Zelmare and Swanee are some of this season’s most charismatic characters, but their escape attempt leaves a lot of innocent victims in its wake, as Odis discovers when he finally works up the nerve to join the raid. Seeing all those bodies, which include women and children, makes rooting for them feel extremely uncomfortable. Not that what follows provides a clearer rooting interest. Though late, Odis is still able to kill Swanee and Deafy, who dies with an accusatory look still on his face, but can’t stop Zelmare from getting away. There are no good guys here.

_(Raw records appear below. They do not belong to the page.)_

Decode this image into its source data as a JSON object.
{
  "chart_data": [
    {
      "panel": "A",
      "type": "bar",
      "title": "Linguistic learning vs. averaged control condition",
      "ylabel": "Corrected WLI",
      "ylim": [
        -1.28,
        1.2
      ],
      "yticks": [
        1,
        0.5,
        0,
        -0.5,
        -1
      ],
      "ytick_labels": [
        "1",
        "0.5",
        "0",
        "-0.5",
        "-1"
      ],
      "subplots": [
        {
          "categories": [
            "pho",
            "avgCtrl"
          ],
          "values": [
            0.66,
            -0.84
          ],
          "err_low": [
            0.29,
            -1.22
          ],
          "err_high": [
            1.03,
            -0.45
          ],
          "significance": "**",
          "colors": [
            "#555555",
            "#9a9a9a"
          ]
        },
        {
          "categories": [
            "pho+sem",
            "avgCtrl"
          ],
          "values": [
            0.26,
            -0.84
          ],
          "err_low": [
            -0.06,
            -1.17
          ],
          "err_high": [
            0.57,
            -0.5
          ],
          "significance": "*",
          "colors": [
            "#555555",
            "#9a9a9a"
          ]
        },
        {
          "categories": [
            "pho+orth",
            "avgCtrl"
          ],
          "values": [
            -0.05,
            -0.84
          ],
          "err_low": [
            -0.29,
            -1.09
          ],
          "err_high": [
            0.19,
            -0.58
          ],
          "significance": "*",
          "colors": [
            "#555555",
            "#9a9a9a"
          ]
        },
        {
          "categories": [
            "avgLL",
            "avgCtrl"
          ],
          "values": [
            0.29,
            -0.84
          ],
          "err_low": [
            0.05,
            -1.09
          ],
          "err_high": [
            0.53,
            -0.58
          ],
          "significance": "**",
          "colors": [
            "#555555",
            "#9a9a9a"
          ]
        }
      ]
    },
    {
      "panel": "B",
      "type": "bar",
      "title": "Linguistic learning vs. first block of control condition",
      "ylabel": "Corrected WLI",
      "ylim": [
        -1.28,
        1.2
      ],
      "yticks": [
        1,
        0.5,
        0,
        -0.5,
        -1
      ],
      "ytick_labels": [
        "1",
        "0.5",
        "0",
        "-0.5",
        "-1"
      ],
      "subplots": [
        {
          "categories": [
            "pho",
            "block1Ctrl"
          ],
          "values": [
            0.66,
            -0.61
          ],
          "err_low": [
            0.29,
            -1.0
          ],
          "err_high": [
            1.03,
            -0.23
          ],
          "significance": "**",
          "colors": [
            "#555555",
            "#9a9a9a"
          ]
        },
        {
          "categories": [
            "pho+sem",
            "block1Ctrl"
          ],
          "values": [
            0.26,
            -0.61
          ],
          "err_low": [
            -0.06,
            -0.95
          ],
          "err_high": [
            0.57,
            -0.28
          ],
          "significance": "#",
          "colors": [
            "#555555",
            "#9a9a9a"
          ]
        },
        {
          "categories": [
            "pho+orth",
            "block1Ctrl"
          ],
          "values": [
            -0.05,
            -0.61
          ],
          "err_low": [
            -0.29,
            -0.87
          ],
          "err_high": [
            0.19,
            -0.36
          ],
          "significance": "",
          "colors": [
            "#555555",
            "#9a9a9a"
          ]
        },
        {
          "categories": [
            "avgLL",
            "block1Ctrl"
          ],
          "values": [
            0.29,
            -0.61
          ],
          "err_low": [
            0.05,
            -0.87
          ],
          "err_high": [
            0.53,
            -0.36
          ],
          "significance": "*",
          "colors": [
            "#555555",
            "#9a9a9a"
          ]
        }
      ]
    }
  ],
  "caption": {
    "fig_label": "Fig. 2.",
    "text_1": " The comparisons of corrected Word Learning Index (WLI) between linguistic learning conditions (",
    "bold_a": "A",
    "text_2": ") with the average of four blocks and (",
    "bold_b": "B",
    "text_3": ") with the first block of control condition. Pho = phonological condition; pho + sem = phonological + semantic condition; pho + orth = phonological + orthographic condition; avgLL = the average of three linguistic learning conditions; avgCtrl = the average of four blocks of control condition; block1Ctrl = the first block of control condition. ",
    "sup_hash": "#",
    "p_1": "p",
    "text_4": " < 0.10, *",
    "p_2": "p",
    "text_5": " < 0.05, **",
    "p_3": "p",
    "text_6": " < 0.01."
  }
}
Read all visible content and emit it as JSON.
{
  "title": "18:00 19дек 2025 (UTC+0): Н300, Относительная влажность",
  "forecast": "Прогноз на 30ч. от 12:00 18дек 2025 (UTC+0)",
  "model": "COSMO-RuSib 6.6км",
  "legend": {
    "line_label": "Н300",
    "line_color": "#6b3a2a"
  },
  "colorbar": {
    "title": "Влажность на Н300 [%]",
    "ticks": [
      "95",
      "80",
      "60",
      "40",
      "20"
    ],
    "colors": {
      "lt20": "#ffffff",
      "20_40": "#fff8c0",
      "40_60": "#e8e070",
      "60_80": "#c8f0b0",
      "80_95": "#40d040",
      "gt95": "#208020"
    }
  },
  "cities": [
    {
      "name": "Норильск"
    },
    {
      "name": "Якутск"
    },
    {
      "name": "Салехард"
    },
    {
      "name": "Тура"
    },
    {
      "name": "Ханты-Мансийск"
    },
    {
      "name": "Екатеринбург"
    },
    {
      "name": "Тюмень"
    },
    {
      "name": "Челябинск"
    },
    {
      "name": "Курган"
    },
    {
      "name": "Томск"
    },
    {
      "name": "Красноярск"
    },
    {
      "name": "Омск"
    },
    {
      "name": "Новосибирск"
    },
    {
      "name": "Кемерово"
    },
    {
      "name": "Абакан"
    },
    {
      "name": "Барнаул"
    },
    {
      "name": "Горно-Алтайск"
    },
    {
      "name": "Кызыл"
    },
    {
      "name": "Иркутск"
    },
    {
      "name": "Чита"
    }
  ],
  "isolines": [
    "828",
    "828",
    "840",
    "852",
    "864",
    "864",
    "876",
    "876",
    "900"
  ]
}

And, though it’s fun to watch Josto and Gaetano make up for lost time by behaving like boys again, there are no good guys at the Fadda compound either, which, in the episode’s closing moments, becomes a battleground that leaves the Fadda matriarch dead when the men Loy has summoned from Fargo show up. Is this the nadir of the title? Because it seems like things are about to get even worse.
• RIP Deafy. At least, thanks to The Mandalorian, one of the marshals Timothy Olyphant played this fall survived. Olyphant delivered a fun performance, somehow making a prig seem both charming and wily.
• RIP Swanee, who went out guns a-blazin’ just as she hoped to — but not before recounting how much fun she had killing Italians with Zelmare. Again, these are not nice people.
• So where is all this going? Fargo’s traditionally been good with propulsive action scenes and dialogue-driven character moments, but much of “The Nadir” plays like a shapeless collection of the latter capped by the former. It’s not a bad episode at all, though the familiarity of the shoot-out is a bit much. (Where much of the series is an act of creative derivativeness, the scene feels a bit too close to the original.) But we’re getting into the home stretch and it’s hard to see how the many strands of his season get tied together. Not that they have to. The season’s offered a lot of pleasures in the form of atmosphere, strong performances, and colorful characters. But it’s unclear whether it will end up forming a cohesive story or whether its 1950s Kansas City will simply serve as a playground for some new variations on familiar Fargo themes.
• Speaking of strong performances, Oraetta spends much of the episode in a state of near-panic. But her face while suffocating Josto as she pleasures him is eerily peaceful.